Par contre, Pierre Fitzgibbon estime qu’Investissement Québec est trop concentré dans le segment du financement occupé traditionnellement par les institutions financières. «IQ fait plus de prêts que ne le font les banques», affirme-t-il.
Pour favoriser la création d’entreprises, le gouvernement veut aussi qu’Investissement Québec devienne le «guichet unique» des entreprises. L’idée est de retirer la paperasserie des mains des entrepreneurs pour la confier aux employés de la société d’État.
«On veut qu’une personne, du nouveau IQ, soit responsable d’être le point de contact de l’entrepreneur, et que les enjeux interministériels, qui vont demeurer, soient le travail de cette ressource et non pas de l’entrepreneur», explique le ministre.
Accroître la productivité et les investissements
Par ailleurs, la réforme d’investissement Québec comprendra aussi deux autres mesures importantes : la première pour accroître la productivité des entreprises québécoises, la seconde pour attirer beaucoup plus d’investissements étrangers au Québec.

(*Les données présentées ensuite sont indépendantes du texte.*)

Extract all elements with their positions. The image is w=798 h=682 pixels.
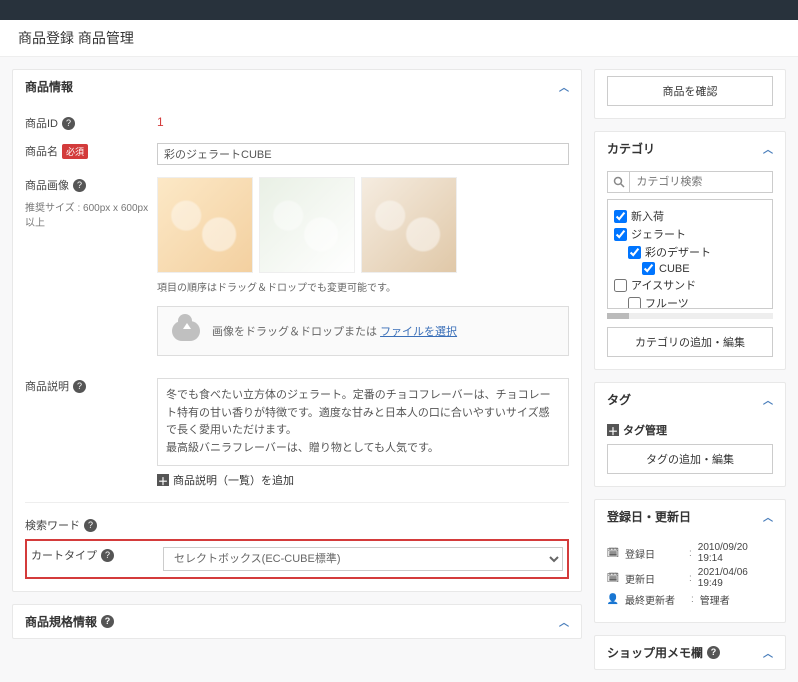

Les entreprises québécoises -et canadiennes- affichent une faible productivité (le PIB produit pas heure travaillée) par rapport à la plupart des pays industrialisés.

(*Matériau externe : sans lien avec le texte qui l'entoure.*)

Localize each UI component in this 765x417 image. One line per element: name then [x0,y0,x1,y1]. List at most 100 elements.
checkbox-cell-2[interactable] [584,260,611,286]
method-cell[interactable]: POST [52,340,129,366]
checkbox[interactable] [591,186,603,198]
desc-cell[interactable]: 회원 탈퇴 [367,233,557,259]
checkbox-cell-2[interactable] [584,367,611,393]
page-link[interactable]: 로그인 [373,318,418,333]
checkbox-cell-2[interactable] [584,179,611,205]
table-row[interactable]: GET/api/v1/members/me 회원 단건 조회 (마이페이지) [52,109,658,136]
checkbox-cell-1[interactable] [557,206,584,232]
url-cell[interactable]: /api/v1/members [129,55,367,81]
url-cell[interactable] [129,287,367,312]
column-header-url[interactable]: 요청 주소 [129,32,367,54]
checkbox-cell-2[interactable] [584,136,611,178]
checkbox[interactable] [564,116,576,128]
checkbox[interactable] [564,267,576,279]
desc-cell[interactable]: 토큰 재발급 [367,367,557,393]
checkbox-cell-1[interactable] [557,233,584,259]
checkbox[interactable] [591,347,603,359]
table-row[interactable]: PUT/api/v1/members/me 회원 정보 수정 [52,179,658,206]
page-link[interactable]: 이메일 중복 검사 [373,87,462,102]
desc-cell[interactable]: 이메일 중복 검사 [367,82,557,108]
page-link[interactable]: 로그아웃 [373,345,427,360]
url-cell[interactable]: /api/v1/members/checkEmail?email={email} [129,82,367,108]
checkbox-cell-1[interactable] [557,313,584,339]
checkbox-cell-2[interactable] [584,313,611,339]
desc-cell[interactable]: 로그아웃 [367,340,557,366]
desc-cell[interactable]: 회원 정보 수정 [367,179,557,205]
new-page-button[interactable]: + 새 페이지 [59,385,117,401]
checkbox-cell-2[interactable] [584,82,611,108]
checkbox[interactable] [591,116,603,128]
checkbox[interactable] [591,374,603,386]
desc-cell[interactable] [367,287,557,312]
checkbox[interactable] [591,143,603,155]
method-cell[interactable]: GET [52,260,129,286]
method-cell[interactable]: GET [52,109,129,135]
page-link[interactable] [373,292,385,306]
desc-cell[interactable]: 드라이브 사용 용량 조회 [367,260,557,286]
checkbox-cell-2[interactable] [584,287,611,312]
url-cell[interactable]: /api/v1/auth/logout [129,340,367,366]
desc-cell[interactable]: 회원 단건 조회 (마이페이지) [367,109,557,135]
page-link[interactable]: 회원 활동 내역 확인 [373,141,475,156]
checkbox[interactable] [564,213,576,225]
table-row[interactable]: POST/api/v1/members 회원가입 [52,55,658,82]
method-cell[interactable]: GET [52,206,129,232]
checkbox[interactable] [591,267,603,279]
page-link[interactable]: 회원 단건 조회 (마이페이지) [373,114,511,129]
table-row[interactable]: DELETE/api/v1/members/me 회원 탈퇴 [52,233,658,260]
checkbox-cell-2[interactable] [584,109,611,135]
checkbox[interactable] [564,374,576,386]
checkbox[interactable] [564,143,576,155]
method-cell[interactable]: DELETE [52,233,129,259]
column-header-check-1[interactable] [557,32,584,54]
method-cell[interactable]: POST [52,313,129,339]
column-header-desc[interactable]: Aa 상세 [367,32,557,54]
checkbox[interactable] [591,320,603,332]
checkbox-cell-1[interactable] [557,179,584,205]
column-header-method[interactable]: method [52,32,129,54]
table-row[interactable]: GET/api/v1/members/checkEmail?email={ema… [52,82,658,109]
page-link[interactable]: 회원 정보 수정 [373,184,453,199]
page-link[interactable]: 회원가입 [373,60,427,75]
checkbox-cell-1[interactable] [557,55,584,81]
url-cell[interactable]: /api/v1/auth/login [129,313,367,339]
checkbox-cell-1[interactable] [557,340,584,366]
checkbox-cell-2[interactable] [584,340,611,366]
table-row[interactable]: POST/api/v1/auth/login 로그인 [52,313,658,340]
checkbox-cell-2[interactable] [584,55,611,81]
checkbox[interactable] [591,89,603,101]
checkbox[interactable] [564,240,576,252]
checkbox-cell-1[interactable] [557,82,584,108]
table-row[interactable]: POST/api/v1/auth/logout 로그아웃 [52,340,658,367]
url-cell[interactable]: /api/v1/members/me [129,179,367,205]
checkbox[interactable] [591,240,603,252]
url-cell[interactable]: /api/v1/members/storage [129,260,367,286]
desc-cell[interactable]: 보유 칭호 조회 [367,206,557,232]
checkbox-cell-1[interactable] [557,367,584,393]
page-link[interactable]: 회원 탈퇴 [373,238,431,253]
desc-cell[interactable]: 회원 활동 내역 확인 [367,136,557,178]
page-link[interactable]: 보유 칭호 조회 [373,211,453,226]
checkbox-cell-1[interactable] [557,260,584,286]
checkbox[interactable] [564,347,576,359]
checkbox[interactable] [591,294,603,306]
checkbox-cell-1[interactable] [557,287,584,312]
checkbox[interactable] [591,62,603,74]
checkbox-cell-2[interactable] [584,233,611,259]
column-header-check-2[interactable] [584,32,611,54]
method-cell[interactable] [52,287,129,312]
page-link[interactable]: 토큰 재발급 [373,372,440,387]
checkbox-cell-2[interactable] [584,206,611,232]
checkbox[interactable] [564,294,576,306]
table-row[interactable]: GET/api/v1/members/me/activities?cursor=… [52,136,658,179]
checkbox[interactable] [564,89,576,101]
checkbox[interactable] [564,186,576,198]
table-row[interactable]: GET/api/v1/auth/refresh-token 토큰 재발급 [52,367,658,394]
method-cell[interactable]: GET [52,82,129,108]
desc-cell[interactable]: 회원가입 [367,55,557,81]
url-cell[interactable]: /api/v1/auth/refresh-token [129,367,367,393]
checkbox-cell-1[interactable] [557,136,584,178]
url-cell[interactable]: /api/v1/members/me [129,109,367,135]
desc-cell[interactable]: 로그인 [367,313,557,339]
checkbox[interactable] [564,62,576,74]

En 2016, un Irlandais avait une productivité de 119,54$CA (la meilleure au monde), alors que celle d’un Québécois s’élevait seulement à 57,99$ (64,71$ dans l’ensemble du Canada), selon les plus récentes données du Centre sur la productivité et la prospérité à HEC Montréal.
À titre de comparaison, les États-Unis affichaient une productivité de 79,42$, alors qu’elle s’établissait respectivement à 83,47 et à 85,14$ en France et en Allemagne.
Selon Pierre Fitzgibbon, le rattrapage du Québec passe par une hausse des investissements privés des entreprises québécoises dans l’intelligence artificielle et le manufacturier intelligent ou 4.0, c’est-à-dire des usines qui utilisent, connectent et intègrent les nouvelles technologies, une approche qui va beaucoup plus loin que l’automatisation ou la robotisation des procédés.
Or, plusieurs sociétés -surtout les PME- n’ont pas nécessairement l’expertise pour évaluer le type et l’ampleur des investissements à faire dans l’IA et le 4.0 pour accroître leur productivité, estime le ministre de l’Économie.
C’est pourquoi il veut donner un nouveau rôle à Investissement Québec, qui sensibilise déjà les entreprises aux quatre coins de la province avec sa tournée québécoise l’Initiative manufacturière pour démystifier le 4.0.
Pierre Fitzgibbon souhaite que la société d’État aide par exemple des entreprises à entrer en contact avec des consultants spécialisés dans l’intelligence artificielle et le manufacturier intelligent afin d’évaluer leurs besoins.
«On veut qu’Investissement Québec fédère cette offre pour que l’entrepreneur puisse avoir accès à ces gens-là», dit-il, en précisant que le gouvernement est prêt à aider les entreprises à financer leur transformation numérique.
Mieux cibler la «chasse» aux investissements
Enfin, Québec veut aussi que la société d’État coordonne davantage les efforts de prospection des investisseurs à l’étranger, et ce, de concert avec le réseau des délégations du Québec ou d’organismes d’attraction comme Montréal International.
Dans certains cas, IQ pourrait aussi collaborer avec la Caisse de dépôt et placement du Québec, qui a aussi des bureaux et un réseau de contacts à l’étranger.
Toutefois, la chose la plus importante aux yeux du ministre, c’est que les efforts d’attraction des investissements au Québec soient plus ciblés sur des grappes dynamiques et prometteuses pour l’économie québécoise comme l’intelligence artificielle et l’aéronautique.
Bref, il faut que la «chasse à l’investissement» soit plus raffinée, insiste Pierre Fitzgibbon.
«Je veux que l’argent pour aider les entreprises étrangères à venir ici, au Québec, soit assigné à des secteurs particuliers, et nos chasseurs pourront chasser sur les bons territoires, dit-il. Si j’ai le goût de manger un canard, je ne veux pas avoir un faisan dans mon assiette.»